The Year of Sorrow A.D. 619,

Syed Muhammad Razvi of Al-Iman School, Grade 11

In this article written by the leader of the Islamic Drama Club and former member of the Model UN, the compassion for Prophet Muhammad (saww) is highlighted. Indeed, an understanding of the Holy Prophet Muhammad’s (saww) trials and tribulations present themselves in a piece written from a member of the Journalism Club who is very active in Islam. Teacher Sayyed.

The deaths of the two friends, Khadija and Abu Talib, shocked the Holy Prophet (saww). He called that year, A.D. 619, “The Year of Sorrow”. These two personalities were great benefactors of Islam and Mohammad (PBUH&HF). While Sayyidah Khadijah was the only true friend, companion and comforter in his life, Abu Talib had raised Mohammad (saww) himself and was his only guardian and protector.

The deaths of these two occurred after the end of the three year boycott of Mohammad (saww) and his clan. In this boycott the Meccans had openly revealed their hatred against the Prophet (saww) and his supporters, forcing them to retreat to a ravine in the outskirts of Mecca. During this boycott the conditions were such that continuous attempts were made at the life of the Prophet and food was so scarce that at times they were forced to survive by eating leaves.

During those three enduring years, all of the wealth of Sayyidah Khadija, the queen of Arabia, had been drained in secretly trying to feed the members of the clan and buying them essentials such as water and clothing. When she died, there was not enough money in the house to buy a shroud. She was given burial in a cloak of her husband. The Prophet never married another woman as long as Khadija lived, and after her death, Allah placed her in the rank of four perfect women in the Holy Quran. Khadija died on the 10th of Ramadan of the 10th year of the Proclamation of Islam. After the burial, the Apostle himself smoothed the earth on her grave.

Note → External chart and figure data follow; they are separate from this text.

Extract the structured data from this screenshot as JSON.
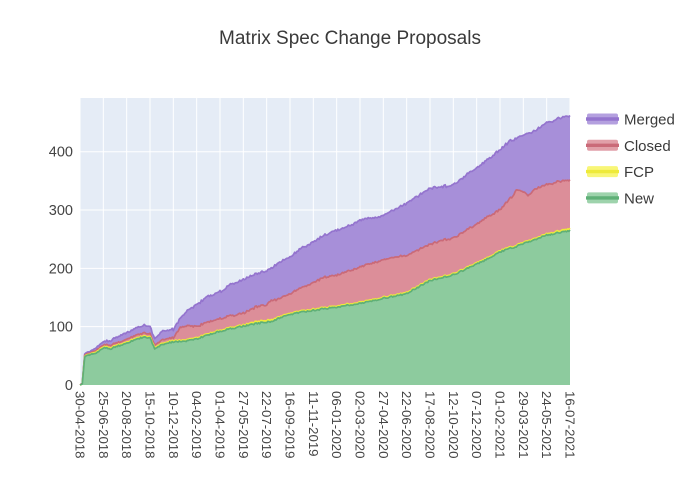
{
  "figure": {
    "background": "#ffffff",
    "plot_background": "#e5ecf6",
    "gridline_color": "#ffffff",
    "tick_label_color": "#444444",
    "title_color": "#3a3a3a"
  },
  "chart_data": {
    "type": "area",
    "stacked": true,
    "title": "Matrix Spec Change Proposals",
    "xlabel": "",
    "ylabel": "",
    "y_ticks": [
      0,
      100,
      200,
      300,
      400
    ],
    "y_range": [
      0,
      492
    ],
    "grid": true,
    "legend_position": "right-top",
    "x_tick_labels": [
      "30-04-2018",
      "25-06-2018",
      "20-08-2018",
      "15-10-2018",
      "10-12-2018",
      "04-02-2019",
      "01-04-2019",
      "27-05-2019",
      "22-07-2019",
      "16-09-2019",
      "11-11-2019",
      "06-01-2020",
      "02-03-2020",
      "27-04-2020",
      "22-06-2020",
      "17-08-2020",
      "12-10-2020",
      "07-12-2020",
      "01-02-2021",
      "29-03-2021",
      "24-05-2021",
      "16-07-2021"
    ],
    "stack_order_bottom_to_top": [
      "New",
      "FCP",
      "Closed",
      "Merged"
    ],
    "series": [
      {
        "name": "New",
        "fill": "#8dcb9e",
        "line": "#5fb077",
        "values": [
          0,
          64,
          72,
          80,
          74,
          79,
          92,
          101,
          108,
          121,
          128,
          133,
          140,
          149,
          157,
          179,
          189,
          207,
          228,
          243,
          257,
          265
        ]
      },
      {
        "name": "FCP",
        "fill": "#f7f45f",
        "line": "#eeea3a",
        "values": [
          0,
          2,
          2,
          2,
          2,
          2,
          2,
          2,
          3,
          2,
          2,
          2,
          2,
          2,
          2,
          2,
          2,
          2,
          2,
          2,
          2,
          3
        ]
      },
      {
        "name": "Closed",
        "fill": "#dc8e99",
        "line": "#ca6a78",
        "values": [
          0,
          3,
          5,
          5,
          5,
          19,
          20,
          20,
          27,
          33,
          46,
          53,
          60,
          64,
          63,
          60,
          61,
          66,
          70,
          87,
          84,
          84
        ]
      },
      {
        "name": "Merged",
        "fill": "#a78fd9",
        "line": "#9474ce",
        "values": [
          0,
          6,
          11,
          13,
          14,
          38,
          46,
          57,
          58,
          63,
          70,
          77,
          80,
          76,
          90,
          96,
          91,
          97,
          103,
          97,
          106,
          111
        ]
      }
    ],
    "detail_points": [
      [
        0,
        0,
        0,
        0,
        0
      ],
      [
        0.1,
        2,
        0,
        1,
        0
      ],
      [
        0.2,
        48,
        1,
        2,
        2
      ],
      [
        0.45,
        52,
        1,
        2,
        3
      ],
      [
        0.7,
        55,
        2,
        3,
        4
      ],
      [
        1,
        64,
        2,
        3,
        6
      ],
      [
        1.3,
        62,
        2,
        4,
        7
      ],
      [
        1.7,
        68,
        2,
        4,
        11
      ],
      [
        2,
        72,
        2,
        5,
        11
      ],
      [
        2.4,
        78,
        2,
        5,
        12
      ],
      [
        2.7,
        82,
        2,
        5,
        13
      ],
      [
        3,
        80,
        2,
        5,
        13
      ],
      [
        3.2,
        63,
        2,
        4,
        11
      ],
      [
        3.5,
        69,
        2,
        6,
        15
      ],
      [
        4,
        74,
        2,
        5,
        14
      ],
      [
        4.3,
        75,
        2,
        22,
        16
      ],
      [
        4.6,
        76,
        2,
        23,
        26
      ],
      [
        5,
        79,
        2,
        19,
        38
      ],
      [
        5.5,
        86,
        2,
        20,
        44
      ],
      [
        6,
        92,
        2,
        20,
        46
      ],
      [
        6.5,
        97,
        2,
        20,
        54
      ],
      [
        7,
        101,
        2,
        20,
        57
      ],
      [
        7.5,
        105,
        3,
        25,
        57
      ],
      [
        8,
        108,
        3,
        27,
        58
      ],
      [
        8.2,
        109,
        3,
        33,
        55
      ],
      [
        8.5,
        114,
        2,
        31,
        62
      ],
      [
        9,
        121,
        2,
        33,
        63
      ],
      [
        9.5,
        125,
        2,
        40,
        68
      ],
      [
        10,
        128,
        2,
        46,
        70
      ],
      [
        10.5,
        131,
        2,
        52,
        72
      ],
      [
        11,
        133,
        2,
        53,
        77
      ],
      [
        11.5,
        137,
        2,
        57,
        77
      ],
      [
        12,
        140,
        2,
        60,
        80
      ],
      [
        12.5,
        144,
        2,
        63,
        78
      ],
      [
        13,
        149,
        2,
        64,
        76
      ],
      [
        13.5,
        152,
        2,
        65,
        82
      ],
      [
        14,
        157,
        2,
        63,
        90
      ],
      [
        14.5,
        168,
        2,
        62,
        93
      ],
      [
        15,
        179,
        2,
        60,
        96
      ],
      [
        15.5,
        184,
        2,
        62,
        92
      ],
      [
        16,
        189,
        2,
        61,
        91
      ],
      [
        16.5,
        198,
        2,
        64,
        94
      ],
      [
        17,
        207,
        2,
        66,
        97
      ],
      [
        17.5,
        217,
        2,
        70,
        98
      ],
      [
        18,
        228,
        2,
        70,
        103
      ],
      [
        18.5,
        235,
        2,
        85,
        98
      ],
      [
        18.7,
        237,
        2,
        95,
        88
      ],
      [
        19,
        243,
        2,
        87,
        97
      ],
      [
        19.2,
        245,
        2,
        78,
        106
      ],
      [
        19.5,
        249,
        2,
        85,
        100
      ],
      [
        20,
        257,
        2,
        84,
        106
      ],
      [
        20.5,
        261,
        3,
        85,
        108
      ],
      [
        21,
        265,
        3,
        84,
        111
      ]
    ]
  },
  "legend": {
    "items": [
      {
        "label": "Merged",
        "fill": "#a78fd9",
        "line": "#9474ce"
      },
      {
        "label": "Closed",
        "fill": "#dc8e99",
        "line": "#ca6a78"
      },
      {
        "label": "FCP",
        "fill": "#f7f45f",
        "line": "#eeea3a"
      },
      {
        "label": "New",
        "fill": "#8dcb9e",
        "line": "#5fb077"
      }
    ]
  }
}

The safety of the Prophet of Islam was also important during the boycott and Abu Talib took charge of that. It is said that at nights Abu Talib used to switch the Prophet’s bed with his own sons’ beds, so as to trick the enemies who were openly revolting against him. Abu Talib was a fervent believer in Islam, a fact which is doubted by some Muslims. His attachment, though, to Islam is pointed out by his consistency, and by the logic of facts. No man can love Muhammad and idolatry at the same time and if there is any one thing beyond any doubt in the history of Islam, it is Abu Talib’s love for Muhammad. Abu Talib and his wife, Fatima bint Asad, loved Muhammad more than they loved their own children. Both husband and wife were ready to sacrifice their sons for Muhammad. Such love could have only one source and that is trust in Muhammad and faith in Islam. Abu Talib’s wife, Fatima bint Asad, the foster-mother of Muhammad, was the second woman to accept Islam, the first being Khadija.

The year 619 turned out to be a year of sorrow for Muhammad Mustafa in more than one sense. The death of one’s loved ones is naturally a cause for sorrow but the Prophet was soon made conscious of the meaning of their death by a series of extraneous events. Khadija and Abu Talib died in the same year, Khadija had been a faithful supporter to the prophet and Islam, and he used to tell her of his troubles. With the death of Abu Talib, he lost strength in his personal life and a defense and protection against his tribe. Abu Talib died some three years before the Prophet migrated to Madina and it was then that the Quraysh began to treat him in an offensive way which they would not have dared to do in his uncle’s lifetime. The Prophet is reported to have said, “Quraysh never treated me thus while Abu Talib was alive”. Reference: A Restatement of the History of Islam and Muslims, By Sayed Ali Asgher Razwy.